The past three days I've been neck-deep in baseball statistics, prognostications, and commentary, preparing for two rotisserie baseball drafts. Tuesday was round two of three of bidding in my sabermetric league, and soon as all the fast and furious bidding ended at 6pm I had to completely change my thought process for my rotisserie 5x5 league which was operating using a snaking straight draft. The players are valued differently in each instance, and the draft strategy is radically different because of the formats. Both are fun in their own ways--they're all just games which appeal to gamblers, stat-heads, numbers guys, and not least of all baseball fans. It's similar in appeal to playing the stock market, but more enjoyable because your financial future isn't in play. For those who think they know more about baseball than the next guy, it's a way to put a minor wad of money where your mouth is.
Preparing for all these drafts is mentally straining. The amount of information available is overwhelming, and absorbing it all can be maddening and also strangely enjoyable. Every next tidbit of information catches your eye, and you hoard it all away in the hopes of having that one insight which none of your fellow owners have caught onto. Today was the last round of the sabermetric league, and I'm glad it's over. I'm too competitive to take things like this lightly and it's mentally taxing.
Of course, it helps when you think you'll win.
Decision markets

It's interesting to follow the decision markets in general, but especially in turbulent times like these. The financial page of the Mar. 24 issue of The New Yorker highlights sites like Newsfutures, Iowa Electronic Markets, Hollywood Stock Exchange, and Tradesports, sites which allow you to buy and sell derivatives on just about any outcome imaginable, from how much a movie will make in theaters (traders give Head of State the edge over Basic this weekend, despite the fact that Head of State is opening in hundreds fewer theaters) to whether or not the U.S. will catch Osama Bin Laden in 2003 (currently trades at 35% probability).
Interesting, and accurate. The Iowa Electronic Markets routinely beats national polls in predicting presidential elections. The principles is the same as that governing the efficient markets theory: decision markets channel the collective energy and resources of a group of people with intense knowledge of and interest in a particular area of interest. That's why it's so difficult to beat the stock market.
Of course, when everyone is so wrong about something, that's also worth examining. Look at IMDb's poll or Entertainment Weekly's issue on who would win Oscars and you realize how big an upset Adrien Brody and Roman Polanski pulled off.
How we came to war

Someday soon, a whole series of politicians and journalists will rush books to the market analyzing the leadup to this war with Iraq. Until then, here's one interesting account in this week's New Yorker.
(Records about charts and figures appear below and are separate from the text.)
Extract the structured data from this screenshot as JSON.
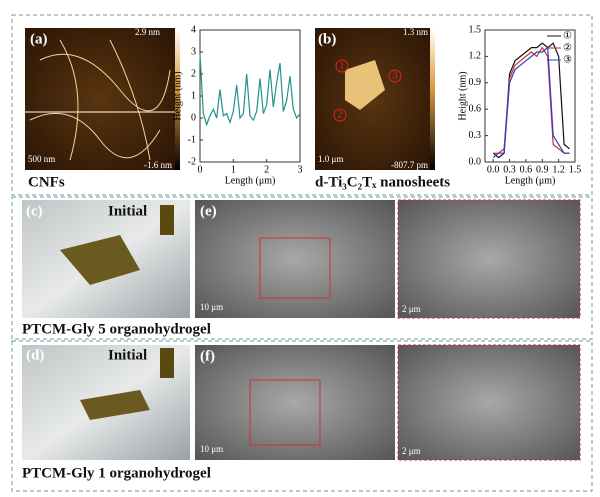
{
  "panels": {
    "a": {
      "label": "(a)",
      "scale_max": "2.9 nm",
      "scale_min": "-1.6 nm",
      "scale_bar": "500 nm",
      "caption": "CNFs"
    },
    "b": {
      "label": "(b)",
      "scale_max": "1.3 nm",
      "scale_min": "-807.7 pm",
      "scale_bar": "1.0 μm",
      "caption": "d-Ti₃C₂Tₓ nanosheets",
      "markers": [
        "1",
        "2",
        "3"
      ]
    },
    "c": {
      "label": "(c)",
      "note": "Initial"
    },
    "e": {
      "label": "(e)",
      "scale_bar": "10 μm",
      "zoom_scale_bar": "2 μm"
    },
    "row2_caption": "PTCM-Gly 5  organohydrogel",
    "d": {
      "label": "(d)",
      "note": "Initial"
    },
    "f": {
      "label": "(f)",
      "scale_bar": "10 μm",
      "zoom_scale_bar": "2 μm"
    },
    "row3_caption": "PTCM-Gly 1  organohydrogel"
  },
  "chart_data": [
    {
      "type": "line",
      "xlabel": "Length (μm)",
      "ylabel": "Height (nm)",
      "x": [
        0,
        0.1,
        0.2,
        0.3,
        0.4,
        0.5,
        0.6,
        0.7,
        0.8,
        0.9,
        1.0,
        1.1,
        1.2,
        1.3,
        1.4,
        1.5,
        1.6,
        1.7,
        1.8,
        1.9,
        2.0,
        2.1,
        2.2,
        2.3,
        2.4,
        2.5,
        2.6,
        2.7,
        2.8,
        2.9,
        3.0
      ],
      "series": [
        {
          "color": "#23928a",
          "values": [
            2.9,
            0.2,
            -0.3,
            0.1,
            0.4,
            0.0,
            1.3,
            0.1,
            0.2,
            -0.2,
            0.3,
            1.5,
            0.0,
            0.2,
            2.0,
            0.1,
            -0.1,
            0.3,
            1.8,
            0.2,
            0.6,
            2.2,
            0.5,
            1.6,
            2.5,
            0.3,
            0.8,
            1.9,
            0.4,
            0.0,
            0.2
          ]
        }
      ],
      "xlim": [
        0,
        3
      ],
      "xticks": [
        0,
        1,
        2,
        3
      ],
      "ylim": [
        -2,
        4
      ],
      "yticks": [
        -2,
        -1,
        0,
        1,
        2,
        3,
        4
      ]
    },
    {
      "type": "line",
      "xlabel": "Length (μm)",
      "ylabel": "Height (nm)",
      "x": [
        0.0,
        0.1,
        0.2,
        0.3,
        0.4,
        0.5,
        0.6,
        0.7,
        0.8,
        0.9,
        1.0,
        1.1,
        1.2,
        1.3,
        1.4
      ],
      "series": [
        {
          "name": "①",
          "color": "#111111",
          "values": [
            0.1,
            0.05,
            0.1,
            1.0,
            1.15,
            1.2,
            1.25,
            1.3,
            1.3,
            1.35,
            1.3,
            1.35,
            1.2,
            0.2,
            0.15
          ]
        },
        {
          "name": "②",
          "color": "#d62728",
          "values": [
            0.1,
            0.1,
            0.15,
            0.95,
            1.1,
            1.15,
            1.2,
            1.25,
            1.2,
            1.3,
            1.2,
            0.2,
            0.15,
            0.1,
            0.1
          ]
        },
        {
          "name": "③",
          "color": "#2b3fc4",
          "values": [
            0.05,
            0.1,
            0.1,
            0.9,
            1.05,
            1.1,
            1.15,
            1.2,
            1.25,
            1.25,
            1.3,
            0.3,
            0.2,
            0.1,
            0.1
          ]
        }
      ],
      "xlim": [
        -0.15,
        1.5
      ],
      "xticks": [
        {
          "value": 0,
          "label": "0.0"
        },
        0.3,
        0.6,
        0.9,
        1.2,
        1.5
      ],
      "ylim": [
        0,
        1.5
      ],
      "yticks": [
        {
          "value": 0,
          "label": "0.0"
        },
        0.3,
        0.6,
        0.9,
        1.2,
        1.5
      ]
    }
  ]
}
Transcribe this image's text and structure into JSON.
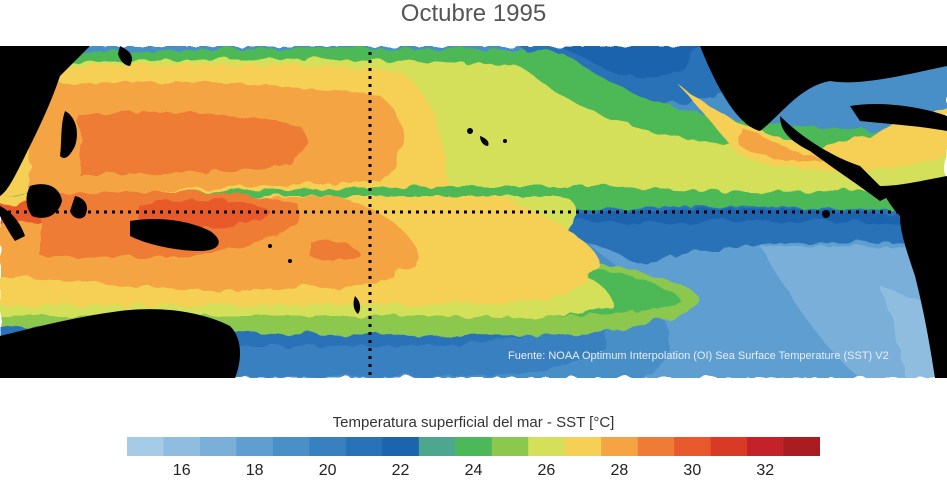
{
  "title": "Octubre 1995",
  "source_text": "Fuente: NOAA Optimum Interpolation (OI) Sea Surface Temperature (SST) V2",
  "legend": {
    "label": "Temperatura superficial del mar - SST  [°C]",
    "colors": [
      "#a6cbe6",
      "#8fbde0",
      "#79afd9",
      "#5f9ed0",
      "#4a8fc7",
      "#3980bf",
      "#2a72b7",
      "#1c64ad",
      "#4fa68e",
      "#4db857",
      "#8cc84e",
      "#d4df5a",
      "#f6cf55",
      "#f4a442",
      "#ee7c36",
      "#e85a2b",
      "#d83a26",
      "#c52128",
      "#a91d22"
    ],
    "ticks": [
      "16",
      "18",
      "20",
      "22",
      "24",
      "26",
      "28",
      "30",
      "32"
    ]
  },
  "map": {
    "land_color": "#000000",
    "grid_color": "#000000"
  }
}
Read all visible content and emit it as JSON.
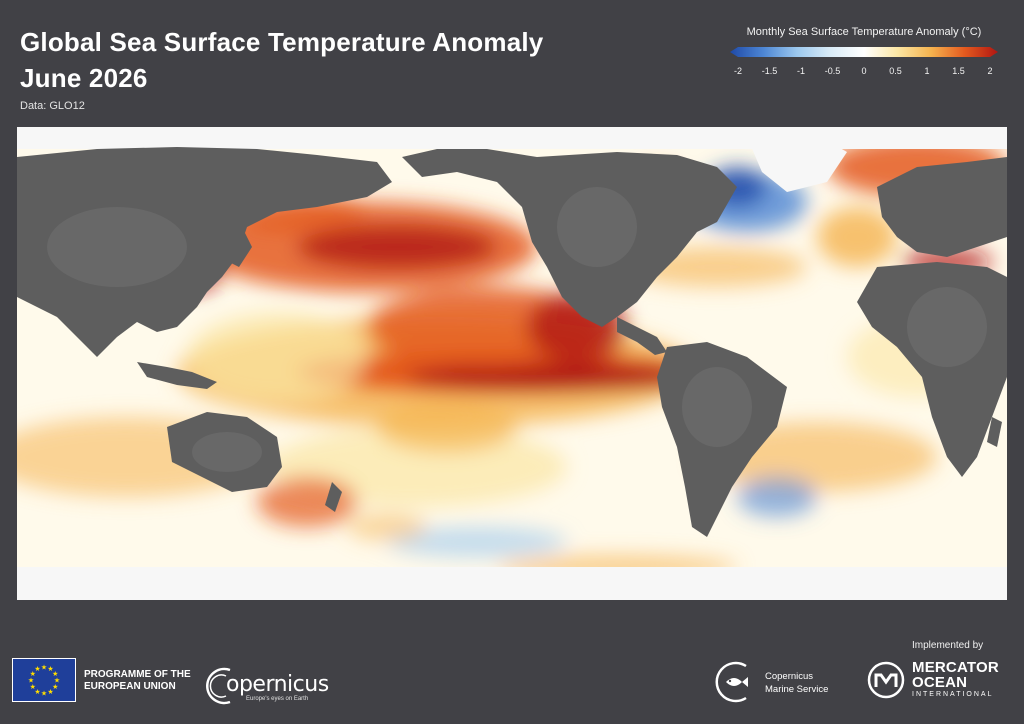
{
  "header": {
    "title_line1": "Global Sea Surface Temperature Anomaly",
    "title_line2": "June 2026",
    "subtitle": "Data: GLO12"
  },
  "legend": {
    "title": "Monthly Sea Surface Temperature Anomaly (°C)",
    "min": -2,
    "max": 2,
    "ticks": [
      "-2",
      "-1.5",
      "-1",
      "-0.5",
      "0",
      "0.5",
      "1",
      "1.5",
      "2"
    ],
    "tick_values": [
      -2,
      -1.5,
      -1,
      -0.5,
      0,
      0.5,
      1,
      1.5,
      2
    ],
    "colors": [
      "#1f4aa8",
      "#4d86d4",
      "#9cc8ee",
      "#d9ebf7",
      "#ffffff",
      "#fbe6a4",
      "#f5b34f",
      "#e45a1f",
      "#b01612"
    ]
  },
  "map_colors": {
    "land": "#5e5e5e",
    "ice": "#f7f7f7",
    "ocean_neutral": "#fffaeb"
  },
  "footer": {
    "eu_line1": "PROGRAMME OF THE",
    "eu_line2": "EUROPEAN UNION",
    "copernicus_word": "opernicus",
    "copernicus_tagline": "Europe's eyes on Earth",
    "cms_line1": "Copernicus",
    "cms_line2": "Marine Service",
    "implemented_by": "Implemented by",
    "mercator_line1": "MERCATOR",
    "mercator_line2": "OCEAN",
    "mercator_line3": "INTERNATIONAL"
  }
}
Among the intriguing points noted is the now self-evident realization that the United Nations is really only empowered when the great powers of the world are in agreement (by the way, how did France get a spot on the Security Council? is it the same reason old golfers still get to play in The Masters?).
And the somewhat sobering thought that the current administration could care less what protestors are saying in the streets. They've filtered it out like so much low-decibel noise.
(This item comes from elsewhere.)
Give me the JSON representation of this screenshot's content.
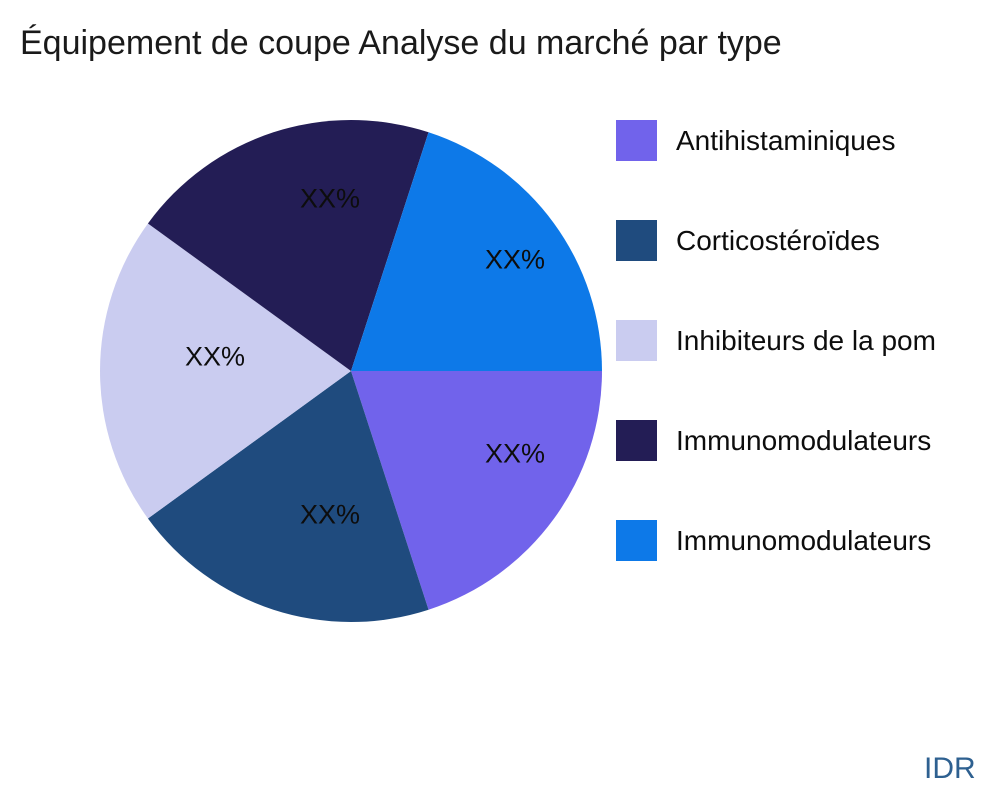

I can access every website from my Macintosh except for anything related to my own website, eugenewei.com. I can't grab my e-mail, can't ftp anything to my directories, can't even find the website through a browser. I have no such problems on my Windows desktop, and my Mac can surf to every other website. Anyone have any idea why that might be and, better yet, how to fix it? Winner definitely gets a nice dinner on me.
South America

Have just about put the finishing touches on a trip to South America to depart late next week. Planning multi-week travels can be hard work, especially given the wealth of information available on the Internet and the overwhelming number of permutations of airplane flights and itineraries one can assemble in a country as vast as South America. Having a budget to enforce helped to narrow things down, and I left one just completely open week in Cuzco in the middle of the schedule to give myself the freedom to just follow my whims while there in person. Should be fun. Will hike through frigid Patagonia, tour the Galapagos Islands, and trace the steps of the Incas to Machu Picchu, among other things.
Still, before I've even left a black cloud has appeared in the distance. Two days after I return from South America my leave of absence will come to an end. Three months hardly feels like enough time for a leave.
Still an assassin

Thanks to Sang, I got to see Jordan in his last game in Seattle the other night. Jordan's 40 years old but still a dangerous, effective player. He played tough, physical defense on Rashard Lewis, and despite not having the stamina to sustain an effort for the full 44 minutes he was on the floor, he paced himself as best as he could, and when the game was on the line he came through with an alley-oop layup and two fade-away jumpers that hit nothing but net to ice the game for the Wizards. Here's hoping he gets one last chance to work some magic in the playoffs.
Not the prettiest of games--the Sonics, who basically conceded they were going into rebuilding mode when they traded Payton and Mason, shot something like 37%. The basketball was bruised and battered from encountering so much rim, so little net.